Blink and you might just miss it. The blur of crisscrossing hands and zigzagging neon cups is probably the weirdest organized sport you've never heard of. Dubbed sport stacking, this rapid-fire competition could at first glance be mistaken for some peculiar carnival game. Players are tasked with arranging 12 lightweight plastic cups into various formations; a stacking kit comes with a touch-pad timer and cups that have a trio of holes in the bottom to reduce air resistance. At slower speeds, it seems easy enough: build up pyramids and break them down in a predetermined sequence. But as the game has become increasingly popular--some 15,000 schools and recreation centers worldwide have bought group stacking kits in the past three years--the tempo, not to mention the dang-this-makes-adults-feel-old factor, has really picked up.
After Steven Purugganan broke the world record at last year's championship by up- and down-stacking six pyramids in just over six seconds, the 11-year-old from Longmeadow, Mass., garnered an endorsement deal from McDonald's.

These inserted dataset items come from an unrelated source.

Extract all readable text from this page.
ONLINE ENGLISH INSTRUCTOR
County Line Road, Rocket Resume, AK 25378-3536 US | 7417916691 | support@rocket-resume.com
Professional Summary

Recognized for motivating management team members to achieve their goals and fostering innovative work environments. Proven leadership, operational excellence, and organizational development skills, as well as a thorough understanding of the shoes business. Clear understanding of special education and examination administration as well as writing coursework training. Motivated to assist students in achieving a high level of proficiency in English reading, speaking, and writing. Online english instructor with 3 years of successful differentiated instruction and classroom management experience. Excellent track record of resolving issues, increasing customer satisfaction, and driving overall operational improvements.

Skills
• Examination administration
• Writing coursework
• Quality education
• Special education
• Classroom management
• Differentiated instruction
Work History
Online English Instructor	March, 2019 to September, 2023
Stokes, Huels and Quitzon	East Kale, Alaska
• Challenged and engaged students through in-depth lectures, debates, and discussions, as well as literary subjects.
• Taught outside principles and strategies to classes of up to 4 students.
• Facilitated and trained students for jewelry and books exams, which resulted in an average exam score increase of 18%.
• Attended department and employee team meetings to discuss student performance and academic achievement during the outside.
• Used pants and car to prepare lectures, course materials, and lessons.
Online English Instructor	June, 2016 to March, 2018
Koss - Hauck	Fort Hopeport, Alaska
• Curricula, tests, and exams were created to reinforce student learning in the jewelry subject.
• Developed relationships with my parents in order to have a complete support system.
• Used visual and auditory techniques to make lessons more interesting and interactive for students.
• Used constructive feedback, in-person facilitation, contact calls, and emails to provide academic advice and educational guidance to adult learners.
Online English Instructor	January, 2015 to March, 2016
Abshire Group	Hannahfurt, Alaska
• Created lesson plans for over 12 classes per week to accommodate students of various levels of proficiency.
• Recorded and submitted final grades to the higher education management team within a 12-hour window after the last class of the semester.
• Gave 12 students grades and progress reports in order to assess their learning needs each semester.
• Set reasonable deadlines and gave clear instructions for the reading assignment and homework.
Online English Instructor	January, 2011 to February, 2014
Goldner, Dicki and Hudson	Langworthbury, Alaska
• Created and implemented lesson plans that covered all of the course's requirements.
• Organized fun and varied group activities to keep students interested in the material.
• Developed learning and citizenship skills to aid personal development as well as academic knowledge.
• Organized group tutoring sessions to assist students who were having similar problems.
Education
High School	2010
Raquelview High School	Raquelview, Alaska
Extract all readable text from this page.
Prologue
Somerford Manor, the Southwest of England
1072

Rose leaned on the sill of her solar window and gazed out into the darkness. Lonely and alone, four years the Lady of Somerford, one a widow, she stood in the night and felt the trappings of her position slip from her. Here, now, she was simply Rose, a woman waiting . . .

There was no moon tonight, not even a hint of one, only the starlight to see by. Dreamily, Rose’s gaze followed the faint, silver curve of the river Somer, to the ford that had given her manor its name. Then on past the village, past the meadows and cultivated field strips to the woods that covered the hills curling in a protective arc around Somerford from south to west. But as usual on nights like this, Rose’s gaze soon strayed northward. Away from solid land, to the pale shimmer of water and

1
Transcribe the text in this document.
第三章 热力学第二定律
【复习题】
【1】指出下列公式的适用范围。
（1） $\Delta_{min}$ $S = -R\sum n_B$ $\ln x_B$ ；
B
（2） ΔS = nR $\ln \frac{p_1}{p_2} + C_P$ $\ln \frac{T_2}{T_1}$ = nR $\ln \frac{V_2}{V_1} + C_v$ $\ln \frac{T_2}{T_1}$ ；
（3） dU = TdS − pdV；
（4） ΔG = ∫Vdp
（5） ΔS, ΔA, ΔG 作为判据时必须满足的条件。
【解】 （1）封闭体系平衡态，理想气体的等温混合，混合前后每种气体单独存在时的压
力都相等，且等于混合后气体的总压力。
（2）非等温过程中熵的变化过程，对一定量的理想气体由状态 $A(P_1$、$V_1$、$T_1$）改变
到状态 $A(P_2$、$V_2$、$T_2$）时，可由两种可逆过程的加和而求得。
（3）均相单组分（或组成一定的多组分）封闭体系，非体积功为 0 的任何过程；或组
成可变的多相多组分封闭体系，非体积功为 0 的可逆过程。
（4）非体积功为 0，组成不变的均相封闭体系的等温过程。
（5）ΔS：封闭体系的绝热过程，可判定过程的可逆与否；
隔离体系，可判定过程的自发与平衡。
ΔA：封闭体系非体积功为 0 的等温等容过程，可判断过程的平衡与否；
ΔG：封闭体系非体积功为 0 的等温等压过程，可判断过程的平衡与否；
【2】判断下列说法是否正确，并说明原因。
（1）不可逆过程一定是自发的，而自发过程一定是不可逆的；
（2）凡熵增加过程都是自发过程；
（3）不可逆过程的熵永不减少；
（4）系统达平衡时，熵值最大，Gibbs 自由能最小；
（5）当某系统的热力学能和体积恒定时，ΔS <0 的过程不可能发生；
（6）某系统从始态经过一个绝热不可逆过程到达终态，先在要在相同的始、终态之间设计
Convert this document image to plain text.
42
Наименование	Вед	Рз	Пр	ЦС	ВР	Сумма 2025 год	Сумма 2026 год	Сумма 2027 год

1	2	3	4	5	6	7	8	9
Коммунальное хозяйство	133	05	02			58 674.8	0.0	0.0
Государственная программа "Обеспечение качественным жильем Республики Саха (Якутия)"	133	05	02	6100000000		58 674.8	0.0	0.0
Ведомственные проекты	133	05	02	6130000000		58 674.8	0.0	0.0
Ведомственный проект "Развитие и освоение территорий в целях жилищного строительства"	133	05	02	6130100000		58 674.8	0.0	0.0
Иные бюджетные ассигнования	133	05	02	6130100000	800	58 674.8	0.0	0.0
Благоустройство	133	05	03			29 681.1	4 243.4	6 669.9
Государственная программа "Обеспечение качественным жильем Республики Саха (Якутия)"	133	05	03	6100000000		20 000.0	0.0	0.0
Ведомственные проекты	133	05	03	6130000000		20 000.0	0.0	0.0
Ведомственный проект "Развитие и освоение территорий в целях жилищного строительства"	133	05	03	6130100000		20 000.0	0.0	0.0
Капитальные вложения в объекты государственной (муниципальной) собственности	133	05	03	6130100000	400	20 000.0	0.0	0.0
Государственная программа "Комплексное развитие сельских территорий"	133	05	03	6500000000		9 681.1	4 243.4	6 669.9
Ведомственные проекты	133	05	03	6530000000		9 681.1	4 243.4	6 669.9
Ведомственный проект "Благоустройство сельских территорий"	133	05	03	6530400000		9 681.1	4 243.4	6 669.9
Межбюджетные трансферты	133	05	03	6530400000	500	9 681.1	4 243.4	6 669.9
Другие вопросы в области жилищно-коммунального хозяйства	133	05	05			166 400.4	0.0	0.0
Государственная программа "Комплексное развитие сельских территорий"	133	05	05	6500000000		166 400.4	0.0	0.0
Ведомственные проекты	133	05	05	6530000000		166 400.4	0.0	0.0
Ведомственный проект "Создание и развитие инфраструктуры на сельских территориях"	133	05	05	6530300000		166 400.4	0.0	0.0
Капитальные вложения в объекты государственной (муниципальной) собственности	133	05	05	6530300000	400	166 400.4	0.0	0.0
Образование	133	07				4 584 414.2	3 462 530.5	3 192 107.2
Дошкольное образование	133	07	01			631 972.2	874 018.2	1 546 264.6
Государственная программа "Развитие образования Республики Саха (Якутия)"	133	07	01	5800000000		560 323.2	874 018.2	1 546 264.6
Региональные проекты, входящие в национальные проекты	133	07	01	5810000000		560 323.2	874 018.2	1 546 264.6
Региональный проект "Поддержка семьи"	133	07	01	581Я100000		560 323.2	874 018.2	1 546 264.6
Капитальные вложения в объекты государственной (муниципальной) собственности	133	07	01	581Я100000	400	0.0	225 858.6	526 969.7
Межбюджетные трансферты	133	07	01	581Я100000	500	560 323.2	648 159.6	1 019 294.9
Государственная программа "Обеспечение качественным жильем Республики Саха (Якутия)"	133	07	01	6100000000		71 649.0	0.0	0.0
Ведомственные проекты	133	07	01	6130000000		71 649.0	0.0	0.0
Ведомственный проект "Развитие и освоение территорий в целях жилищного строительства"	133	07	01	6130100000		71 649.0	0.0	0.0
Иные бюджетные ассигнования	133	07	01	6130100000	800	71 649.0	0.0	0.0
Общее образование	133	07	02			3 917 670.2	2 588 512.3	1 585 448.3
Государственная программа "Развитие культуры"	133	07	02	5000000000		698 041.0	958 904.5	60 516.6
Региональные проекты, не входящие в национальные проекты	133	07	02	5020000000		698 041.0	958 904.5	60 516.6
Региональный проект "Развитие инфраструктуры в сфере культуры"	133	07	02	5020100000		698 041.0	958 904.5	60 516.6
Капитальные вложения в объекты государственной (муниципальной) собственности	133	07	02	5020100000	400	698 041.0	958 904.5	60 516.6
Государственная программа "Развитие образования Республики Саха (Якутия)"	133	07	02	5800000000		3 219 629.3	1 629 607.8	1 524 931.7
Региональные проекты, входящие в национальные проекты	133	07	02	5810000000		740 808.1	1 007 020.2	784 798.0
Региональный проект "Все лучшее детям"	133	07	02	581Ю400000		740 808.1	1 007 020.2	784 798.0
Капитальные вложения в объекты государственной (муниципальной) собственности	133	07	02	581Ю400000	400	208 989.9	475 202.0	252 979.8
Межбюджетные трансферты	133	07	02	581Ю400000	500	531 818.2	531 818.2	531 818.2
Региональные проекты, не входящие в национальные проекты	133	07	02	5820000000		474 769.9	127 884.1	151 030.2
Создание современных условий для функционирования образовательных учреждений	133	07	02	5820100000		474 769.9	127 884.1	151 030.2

And when he clocked in at 5.93 sec. at a regional tournament in January, fellow stackers started sending him YouTube videos of their routines, asking for his advice. "I tell them to keep a light grip, that you need to practice like any other sport, working to get faster every single day," he says.
More than 1,000 players will descend on Denver on April 18 for the World Sport Stacking Association (WSSA) Championships, where Purugganan will be competing alongside another up-and-cupping celebrity: 14-year-old Luke Myers, who can be seen stacking in a TV ad urging kids to eat more eggs. (The kicker? The ding! of an egg timer, of course.)
WSSA was founded by physical-education teacher Bob Fox, who noticed how a simple hand-eye coordination drill could inspire students to compete against each other--and themselves--by improving their times. When he started offering after-school stacking workshops in 1995, the response was astonishing. "You would get a couple dozen students for a workshop on basketball or juggling, but with stacking, there were 200 kids," he recalls. Fox says his company, Speed Stacks, which charges $30 for an individual set of cups, mat and timer, has annual revenues of $4 million.
Stack fast enough and you can break a sweat. John Taylor, a PE teacher in Ohio, says he now integrates cup-stacking into more than half his classes, often as an incentive to get kids to participate in more-rigorous activities. "We have a relay where students will run 10 yards, then stack a pyramid," he says. "It makes exercise more fun for them." Can an Olympic debut be far behind?